The new norms will enable the listing and trading of REITs and InvITs as any other security on the stock exchanges and help create new platforms for raising of funds by real estate and infrastructure companies. These new investment avenues will reduce the pressure on the banking system while making available fresh equity in the form of long-term finance from foreign and domestic sources.

Experts estimate real estate trusts to attract funds worth $8-10 billion.

REITs are similar to mutual funds. They collect money from investors and put them in real estate assets, including commercial projects such as office buildings, malls, hotels and housing complexes.

Investors in REIT earn through both dividend and wealth accumulation (capital appreciation of the underlying property). The rent collected from a property is paid to investors as dividend.

However, small investors would have to wait for some time before they are allowed to invest in these products as the minimum investment amount for REITs has been fixed at Rs 2 lakh and at Rs 10 lakh for InvITs, given the complex nature and potential risks associated with them.

InvITs are expected to create investment avenues to fund the country’s huge infrastructure requirements over the next few years.

Draft guidelines for both REITs and InvITs were earlier put in public domain by Sebi for comments. Sebi chairman U. K. Sinha said the regulator decided to reduce the minimum asset size for REITs to Rs 500 crore from Rs 1000 crore, according to the demand of the industry. While multiple sponsors have also been allowed, the minimum initial offer size has been kept at Rs 250 crore with a minimum public float of 25 per cent.

Further, the sponsors must have a mandatory holding of 25 per cent in REIT units for three years and continuous holding of 15 per cent thereafter. Multiple sponsors will be allowed to hold the mandatory holding together.

According to the Sebi norms, an InvIT will have to be set up as a trust and registered with the market regulator. It shall have entities such as trustees, sponsors, investment managers and project managers. InvITs shall invest in infrastructure projects, either directly or through special purpose vehicles (SPVs). For public-private projects, such investments shall only be through SPVs.

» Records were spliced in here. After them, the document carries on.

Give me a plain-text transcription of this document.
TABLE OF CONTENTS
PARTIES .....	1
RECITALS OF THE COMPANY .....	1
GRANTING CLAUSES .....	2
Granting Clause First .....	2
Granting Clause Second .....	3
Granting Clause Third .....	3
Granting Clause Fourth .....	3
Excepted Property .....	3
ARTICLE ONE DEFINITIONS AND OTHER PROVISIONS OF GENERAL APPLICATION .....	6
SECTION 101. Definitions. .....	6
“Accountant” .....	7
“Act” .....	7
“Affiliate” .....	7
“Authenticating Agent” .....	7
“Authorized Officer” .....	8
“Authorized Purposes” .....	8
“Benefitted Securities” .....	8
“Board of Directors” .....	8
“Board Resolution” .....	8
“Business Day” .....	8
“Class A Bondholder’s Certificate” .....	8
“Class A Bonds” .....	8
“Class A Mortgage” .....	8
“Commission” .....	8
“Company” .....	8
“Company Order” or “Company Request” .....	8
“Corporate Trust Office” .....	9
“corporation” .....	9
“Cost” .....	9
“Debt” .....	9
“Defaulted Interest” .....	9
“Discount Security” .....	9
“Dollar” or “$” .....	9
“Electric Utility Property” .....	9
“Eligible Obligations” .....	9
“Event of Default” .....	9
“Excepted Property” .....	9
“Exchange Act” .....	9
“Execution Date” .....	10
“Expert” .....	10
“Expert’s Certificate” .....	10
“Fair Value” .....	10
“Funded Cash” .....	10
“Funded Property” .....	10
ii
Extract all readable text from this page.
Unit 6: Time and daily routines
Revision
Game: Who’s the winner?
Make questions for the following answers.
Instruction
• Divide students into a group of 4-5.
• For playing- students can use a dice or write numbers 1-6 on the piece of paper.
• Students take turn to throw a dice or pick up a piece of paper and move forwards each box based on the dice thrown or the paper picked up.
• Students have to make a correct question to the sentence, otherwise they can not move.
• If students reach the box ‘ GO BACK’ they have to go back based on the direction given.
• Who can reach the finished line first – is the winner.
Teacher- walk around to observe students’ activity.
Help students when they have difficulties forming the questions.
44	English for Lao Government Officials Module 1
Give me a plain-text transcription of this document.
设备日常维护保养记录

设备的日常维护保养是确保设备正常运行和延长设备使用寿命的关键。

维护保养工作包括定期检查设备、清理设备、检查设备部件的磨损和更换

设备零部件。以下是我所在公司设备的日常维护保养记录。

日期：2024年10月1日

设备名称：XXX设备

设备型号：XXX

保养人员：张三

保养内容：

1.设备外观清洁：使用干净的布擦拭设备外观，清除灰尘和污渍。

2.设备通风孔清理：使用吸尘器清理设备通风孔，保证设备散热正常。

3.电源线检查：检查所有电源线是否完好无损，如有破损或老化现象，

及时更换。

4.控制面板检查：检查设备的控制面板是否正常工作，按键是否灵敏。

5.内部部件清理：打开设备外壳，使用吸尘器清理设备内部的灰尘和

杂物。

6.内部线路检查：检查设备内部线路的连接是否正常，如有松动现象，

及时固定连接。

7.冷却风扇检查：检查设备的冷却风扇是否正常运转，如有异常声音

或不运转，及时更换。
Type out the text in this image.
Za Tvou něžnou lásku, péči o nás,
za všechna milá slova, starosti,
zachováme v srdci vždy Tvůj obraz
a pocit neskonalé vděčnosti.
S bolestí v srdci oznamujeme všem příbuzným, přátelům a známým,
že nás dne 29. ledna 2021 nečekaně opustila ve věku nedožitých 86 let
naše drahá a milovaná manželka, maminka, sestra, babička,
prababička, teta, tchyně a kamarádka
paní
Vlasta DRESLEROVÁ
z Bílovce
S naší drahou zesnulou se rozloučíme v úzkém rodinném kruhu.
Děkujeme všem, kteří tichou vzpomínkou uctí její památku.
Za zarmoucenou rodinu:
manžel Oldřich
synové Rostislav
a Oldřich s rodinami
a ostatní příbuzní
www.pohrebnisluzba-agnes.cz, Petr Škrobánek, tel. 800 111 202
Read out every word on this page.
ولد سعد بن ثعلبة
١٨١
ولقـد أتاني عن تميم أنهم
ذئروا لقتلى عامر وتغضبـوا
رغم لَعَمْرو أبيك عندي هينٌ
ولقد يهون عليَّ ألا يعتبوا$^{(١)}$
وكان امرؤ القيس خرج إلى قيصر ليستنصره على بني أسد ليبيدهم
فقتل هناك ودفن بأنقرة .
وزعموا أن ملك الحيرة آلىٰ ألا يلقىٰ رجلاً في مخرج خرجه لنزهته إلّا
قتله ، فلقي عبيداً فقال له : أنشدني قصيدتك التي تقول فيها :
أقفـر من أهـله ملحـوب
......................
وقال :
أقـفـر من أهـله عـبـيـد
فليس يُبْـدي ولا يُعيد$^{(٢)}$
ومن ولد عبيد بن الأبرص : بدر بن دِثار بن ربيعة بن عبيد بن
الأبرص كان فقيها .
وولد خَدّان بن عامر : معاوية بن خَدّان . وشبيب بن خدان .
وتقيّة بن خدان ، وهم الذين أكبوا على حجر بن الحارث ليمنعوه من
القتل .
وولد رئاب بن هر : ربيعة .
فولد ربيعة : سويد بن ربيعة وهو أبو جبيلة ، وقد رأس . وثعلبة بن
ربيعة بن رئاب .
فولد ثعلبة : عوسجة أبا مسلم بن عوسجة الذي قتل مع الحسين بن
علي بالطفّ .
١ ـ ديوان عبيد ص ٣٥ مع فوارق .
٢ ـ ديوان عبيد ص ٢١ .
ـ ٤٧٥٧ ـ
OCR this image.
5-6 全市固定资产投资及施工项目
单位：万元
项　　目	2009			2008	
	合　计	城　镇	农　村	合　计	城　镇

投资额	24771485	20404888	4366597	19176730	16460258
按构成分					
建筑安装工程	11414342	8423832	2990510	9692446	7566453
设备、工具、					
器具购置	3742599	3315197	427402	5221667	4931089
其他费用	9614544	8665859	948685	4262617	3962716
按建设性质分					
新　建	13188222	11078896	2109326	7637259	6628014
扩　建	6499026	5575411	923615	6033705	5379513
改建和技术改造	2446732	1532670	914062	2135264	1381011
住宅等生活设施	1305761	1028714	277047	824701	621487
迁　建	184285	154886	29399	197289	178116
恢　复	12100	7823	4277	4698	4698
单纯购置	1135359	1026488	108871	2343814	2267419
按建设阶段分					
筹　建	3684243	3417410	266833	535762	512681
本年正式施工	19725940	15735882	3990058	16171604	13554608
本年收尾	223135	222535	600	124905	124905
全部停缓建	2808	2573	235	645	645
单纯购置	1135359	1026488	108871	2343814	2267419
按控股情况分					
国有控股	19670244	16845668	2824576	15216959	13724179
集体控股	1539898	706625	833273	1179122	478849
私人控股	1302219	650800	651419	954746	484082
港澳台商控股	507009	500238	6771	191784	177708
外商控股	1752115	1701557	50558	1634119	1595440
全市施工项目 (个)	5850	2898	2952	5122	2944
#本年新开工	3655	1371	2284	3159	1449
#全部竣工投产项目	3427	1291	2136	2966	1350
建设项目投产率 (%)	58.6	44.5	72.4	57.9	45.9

In his first interaction with the Sebi board after assuming charge as finance minister in May, Jaitley asked the regulator to be vigilant about violations in the marketplace and suggested more measures to attract retail investors and address their grievances.

The Sebi chief indicated that certain changes or amendments and additional guidelines would be required for the development of REITs and InvITs in India. These include allowing foreign investment into the units of REITs and InvITs at the time of IPO and for acquisition from secondary markets.

Changes are also necessary to let insurance companies, pension funds and provident funds to invest in these products.